When regard is had to this medical report it is correct that the appellant suffers from some impairment, including diminished short-term memory function among other issues. However the medical report does go on to comment that there was “no impairment in [the appellant’s] capacity to instruct his defence team”. The fact remains that the appellant has been, since at least 2008, able to manage the carriage of his many legal proceedings and in the circumstances where the appeals can be listed in a manner that affords him a reasonable break; there is no reason to not hear both appeals on the same day.
Although there is no substantial connection between the two matters, the first respondent is concerned with both appeals. The second, an appeal against a costs order, could not be considered a complicated matter.
The appellant also refers to his inability to properly prepare because of other ongoing legal matters and his desire to retain legal representation. The appellant complains about the hearing before Le Poer Trench J on 19 February 2016, stating that his Honour himself stated he had no power to expedite or consolidate the hearing of the appeals. This is correct, and as the previous references to the transcript reveal, his Honour did not do this. The date of 27 May 2016 was chosen, seemingly with the consent or at least with no opposition of either of the parties, as a date for the stay order to appropriately operate.

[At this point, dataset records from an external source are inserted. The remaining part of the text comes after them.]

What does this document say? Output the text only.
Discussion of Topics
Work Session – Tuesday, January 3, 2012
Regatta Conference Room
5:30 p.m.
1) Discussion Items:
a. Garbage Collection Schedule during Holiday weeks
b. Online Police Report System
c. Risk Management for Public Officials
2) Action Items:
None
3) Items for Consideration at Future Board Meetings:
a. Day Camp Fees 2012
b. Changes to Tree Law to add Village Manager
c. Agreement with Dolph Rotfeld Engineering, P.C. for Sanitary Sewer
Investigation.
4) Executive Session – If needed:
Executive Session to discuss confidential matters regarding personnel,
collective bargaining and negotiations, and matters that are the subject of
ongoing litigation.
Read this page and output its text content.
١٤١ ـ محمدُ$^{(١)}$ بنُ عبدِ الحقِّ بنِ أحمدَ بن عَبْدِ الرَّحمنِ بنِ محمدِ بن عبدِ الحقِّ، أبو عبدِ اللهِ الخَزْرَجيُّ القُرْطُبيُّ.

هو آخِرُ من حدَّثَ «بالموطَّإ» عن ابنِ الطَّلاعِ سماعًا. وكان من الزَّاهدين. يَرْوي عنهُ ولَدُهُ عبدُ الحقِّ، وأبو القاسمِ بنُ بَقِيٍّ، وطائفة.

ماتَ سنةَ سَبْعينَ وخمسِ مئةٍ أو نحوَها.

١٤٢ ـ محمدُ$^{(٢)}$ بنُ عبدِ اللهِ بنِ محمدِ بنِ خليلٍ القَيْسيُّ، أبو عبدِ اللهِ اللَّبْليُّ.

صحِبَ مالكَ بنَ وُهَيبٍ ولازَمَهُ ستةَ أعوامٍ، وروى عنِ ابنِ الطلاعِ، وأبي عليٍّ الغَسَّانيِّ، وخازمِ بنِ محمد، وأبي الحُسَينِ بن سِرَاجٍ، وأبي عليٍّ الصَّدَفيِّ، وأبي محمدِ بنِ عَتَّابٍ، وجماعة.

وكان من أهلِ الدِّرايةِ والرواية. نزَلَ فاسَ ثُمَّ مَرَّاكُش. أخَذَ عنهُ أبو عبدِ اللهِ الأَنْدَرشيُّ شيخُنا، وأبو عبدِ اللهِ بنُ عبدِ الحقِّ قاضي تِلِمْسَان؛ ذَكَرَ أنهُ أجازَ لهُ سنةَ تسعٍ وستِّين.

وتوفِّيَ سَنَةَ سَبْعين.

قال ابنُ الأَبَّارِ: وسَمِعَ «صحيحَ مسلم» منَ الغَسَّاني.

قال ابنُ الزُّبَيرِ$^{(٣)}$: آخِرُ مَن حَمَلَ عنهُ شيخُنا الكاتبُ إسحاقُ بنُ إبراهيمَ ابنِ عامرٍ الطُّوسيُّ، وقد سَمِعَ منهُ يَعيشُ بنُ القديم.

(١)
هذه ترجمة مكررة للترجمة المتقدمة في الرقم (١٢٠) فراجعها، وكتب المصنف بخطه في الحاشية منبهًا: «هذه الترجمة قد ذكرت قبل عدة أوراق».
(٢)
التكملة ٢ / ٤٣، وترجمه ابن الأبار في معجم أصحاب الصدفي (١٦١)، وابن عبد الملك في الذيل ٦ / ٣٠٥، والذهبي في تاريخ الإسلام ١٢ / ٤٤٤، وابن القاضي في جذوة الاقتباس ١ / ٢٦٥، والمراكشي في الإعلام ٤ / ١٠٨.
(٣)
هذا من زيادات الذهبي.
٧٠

The application opposing the listing of the appeals together must be refused. The Child Support Registrar requested that the appeal EA75 of 2015 be listed first on that day so they can then be excused without incurring further expense to the Commonwealth. Counsel for the first respondent agreed with this position.
costs
At the conclusion of the hearing of this application, I asked the parties for submissions on costs. Counsel for the first respondent asked that the issue of costs be reserved to the hearing of the child support and costs appeals on 27 May 2016. The appellant did not resist this submission.
The Child Support Registrar sought its costs in preparing for today’s hearing, in circumstances where regard must be had to the conduct of the appellant and the fact that two of his applications were wholly unsuccessful.
The appellant resisted any order for costs and asked that the other parties pay his own costs of today’s hearing. There was no evidence before me as to the parties’ current financial circumstances. It is not appropriate to determine at this stage the issue of costs, it being connected with the merits of the appeals. The costs of each application should be reserved for determination by the Full Court on 27 May 2016.
I certify that the preceding thirty-eight (38) paragraphs are a true copy of the reasons for judgment of the Honourable Justice May delivered on 8 April 2016.